Crônica: O Namoro da Minha Melhor Amiga

Ainda não estava chovendo quando Cíntia saiu de casa. A chuva caiu mesmo quando ela estava chegando no ponto de ônibus. E quando digo que caiu estou sendo simpática com a chuva, porque na verdade ela desabou. Parecia até chuva de verão, daquelas de fim de tarde, tipo águas de março, mas eram sete da manhã. Ela sentou ao lado do sujeito que lá estava, e ficou olhando as folhas serem levadas pelas águas.

- Como chove, não?
- Sim. Está lindo.

Lindo? Que raio de homem diz que uma tempestade daquelas é linda?! O tipo de homem ideal para a Cíntia, claro. Até hoje só conheci duas pessoas que achavam linda uma tempestade ensurdecedora que cai de manhã quando se está a caminho do serviço: Cíntia e Jorge.

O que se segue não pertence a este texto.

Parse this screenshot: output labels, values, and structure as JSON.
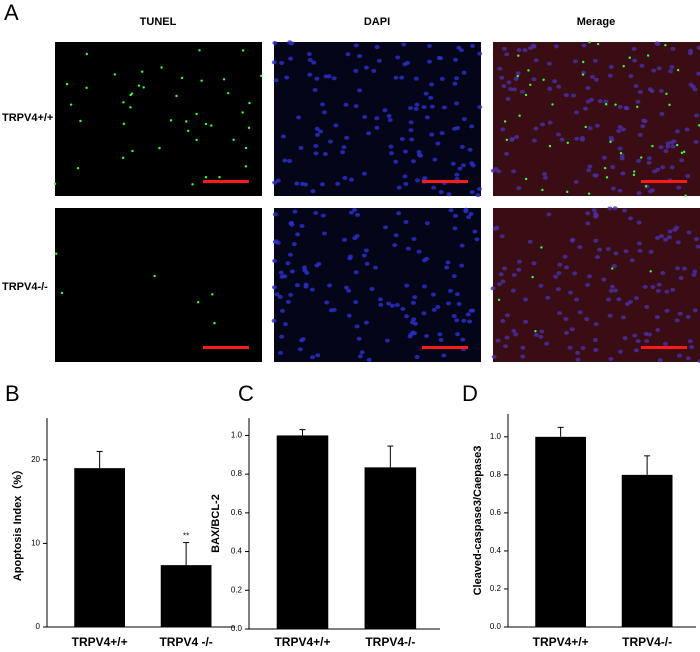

Ele falou que era lindo e Cíntia, como não podia deixar de ser, se empolgou. Nunca vi alguém se empolgar tão rápido com as pessoas. Cíntia é louca. Ela é fã da Amy Whinehouse e se alguém citar o nome da mulher, ela já se esbalda. Se alguém falar do Paulo Coelho, então, puta que pariu, Cíntia começa a despejar todas as suas teorias que criou depois de ler os livros do cara dez vezes cada um. Aí deu nisso, bastou o cara dizer que a chuva é linda que ela abriu um sorriso de orelha a orelha, se arreganhando toda pro sujeito que ela nem conhece.

- Melhor que isso só se fosse à noite.
- É mesmo, nada como a chuva refletindo a luz dos postes.

Pronto, o cara cita uma imagem que parece cena de filme e Cíntia se derreteu de vez. Ela também adora filme, é rata de locadora. Conhece a capa e o nome de tudo que é filme, o nome dos artistas, a trilha sonora, mas não lembra das histórias. Pode um negócio desse? Só pra você ter noção, ela já alugou O Sexto Sentido três vezes e nas três se espantou quando descobriu que o Bruce já estava morto desde o começo. Bom, xá pra lá. Aí o cara fala em chuva refletindo a luz dos postes e danou-se tudo.

- Ó só, eu posso chegar um pouco mais tarde no serviço, quer tomar algo?
- Sim, claro. Essa padaria aqui serve um chá de fazer inveja aos ingleses.

E como se não bastasse achar a chuva linda e falar nos postes, o cara ainda gosta de chá! Ai, tem hora que eu acho que o destino é um sádico. Não tinha como criar um casalzinho menos água-com-açúcar, não? Chega a dar nojo. E tinha uma padaria perto, do lado do ponto, com chazinho, e lá foram eles. Do ponto de ônibus pro chá, do chá pro beijo. Rapidinhos, não?

Mas pra Cíntia hoje a chuva já não é mais tão bonita. É que o romance não durou muito. Acho que a Cíntia não é tão boa de cama assim e ele arranjou outra. Sabe como é, ela endeusou, mitificou aquele encontro do ponto de ônibus e quando descobriu que estava sendo traída, ih, o caldo engrossou e foi tudo por água abaixo.

E eu é que tenho que ficar ouvindo o chororô. Vou te falar, acho que já tô cansada de ser a melhor amiga dela. Nossa infância já passou. Hoje tô querendo é passar mais tempo com o Jorge.